Today, MRB is applied by more than 2 million farmers in the Middle East and North Africa to a variety of crops and is recognized as a good agricultural practice by the U.N. Food and Agriculture Organization.
“The biggest recognition and reward for me out of this impactful innovation is seeing the smiles on the faces of farmers,” Swelam said.
Spreading best practices
Swelam said he hopes to see similarly positive results for farmers here in California with a wide range of innovations. He and other researchers at Kearney and West Side RECs will continue to make sure that the science and knowledge generated at the centers reach farmers. He added that partnering with local growers to optimize their on-farm practices is crucial on a host of issues, from pest management to water conservation.
“Whatever we do to improve supply management at system level, if the water is not used efficiently at farm level, then we lose everything we had achieved at that macro level,” he explained.

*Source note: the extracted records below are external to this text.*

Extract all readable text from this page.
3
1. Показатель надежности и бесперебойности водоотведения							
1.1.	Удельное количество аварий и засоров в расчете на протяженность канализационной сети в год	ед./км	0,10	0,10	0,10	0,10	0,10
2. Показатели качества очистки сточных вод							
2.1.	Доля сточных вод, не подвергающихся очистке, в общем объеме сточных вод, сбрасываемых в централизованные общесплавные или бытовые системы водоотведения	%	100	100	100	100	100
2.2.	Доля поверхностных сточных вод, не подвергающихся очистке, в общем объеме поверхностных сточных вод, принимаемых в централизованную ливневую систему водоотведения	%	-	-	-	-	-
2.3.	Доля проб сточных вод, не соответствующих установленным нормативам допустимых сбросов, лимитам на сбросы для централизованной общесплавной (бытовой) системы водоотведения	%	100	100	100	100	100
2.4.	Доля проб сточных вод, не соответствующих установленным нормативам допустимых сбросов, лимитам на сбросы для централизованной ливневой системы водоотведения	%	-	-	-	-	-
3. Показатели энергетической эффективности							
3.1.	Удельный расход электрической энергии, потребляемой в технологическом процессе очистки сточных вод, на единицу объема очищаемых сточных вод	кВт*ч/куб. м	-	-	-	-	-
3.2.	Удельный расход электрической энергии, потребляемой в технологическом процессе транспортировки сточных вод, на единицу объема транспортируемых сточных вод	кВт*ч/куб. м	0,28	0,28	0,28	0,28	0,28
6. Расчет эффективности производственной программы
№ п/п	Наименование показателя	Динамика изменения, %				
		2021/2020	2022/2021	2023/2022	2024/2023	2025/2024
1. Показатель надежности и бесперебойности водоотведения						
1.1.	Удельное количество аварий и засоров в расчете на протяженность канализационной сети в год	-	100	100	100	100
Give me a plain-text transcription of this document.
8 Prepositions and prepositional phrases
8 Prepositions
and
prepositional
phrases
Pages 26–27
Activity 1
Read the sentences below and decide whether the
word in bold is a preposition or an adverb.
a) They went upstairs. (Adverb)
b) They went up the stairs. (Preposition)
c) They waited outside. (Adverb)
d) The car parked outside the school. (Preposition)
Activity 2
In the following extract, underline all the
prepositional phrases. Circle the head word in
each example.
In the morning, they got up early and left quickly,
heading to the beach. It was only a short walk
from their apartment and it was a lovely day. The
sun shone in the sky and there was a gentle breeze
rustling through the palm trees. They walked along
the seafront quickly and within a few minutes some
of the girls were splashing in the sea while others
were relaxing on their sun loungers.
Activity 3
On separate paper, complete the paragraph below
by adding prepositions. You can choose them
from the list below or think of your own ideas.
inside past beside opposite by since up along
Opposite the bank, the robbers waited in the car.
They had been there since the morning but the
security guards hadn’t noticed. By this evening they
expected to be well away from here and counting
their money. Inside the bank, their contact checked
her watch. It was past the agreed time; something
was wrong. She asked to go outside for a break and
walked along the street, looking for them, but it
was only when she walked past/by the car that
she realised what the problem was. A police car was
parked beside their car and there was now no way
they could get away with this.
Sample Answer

Swelam added that investing intensive time and effort in developing practical, cost-effective solutions will pay off in the long run as they become naturally adopted across the grower community.
“Farmers are very clever and skilled with their farming systems,” he said. “When they see or get benefits from something, they promote it among themselves.”
Swelam's father was one example. After leading the resistance against mechanized raised beds initially, he eventually became its most vocal proponent.
“He became the biggest promoter for this technology; he even promoted it on local and international TV and radio programs,” Swelam said. “I was proud of my father.”
Haj Ibrahim died in 2017 and Swelam continues to pay tribute to his father through his life's work on research and extension – inspired by their long struggles to bring water to their crops, and the shared triumph of their new techniques.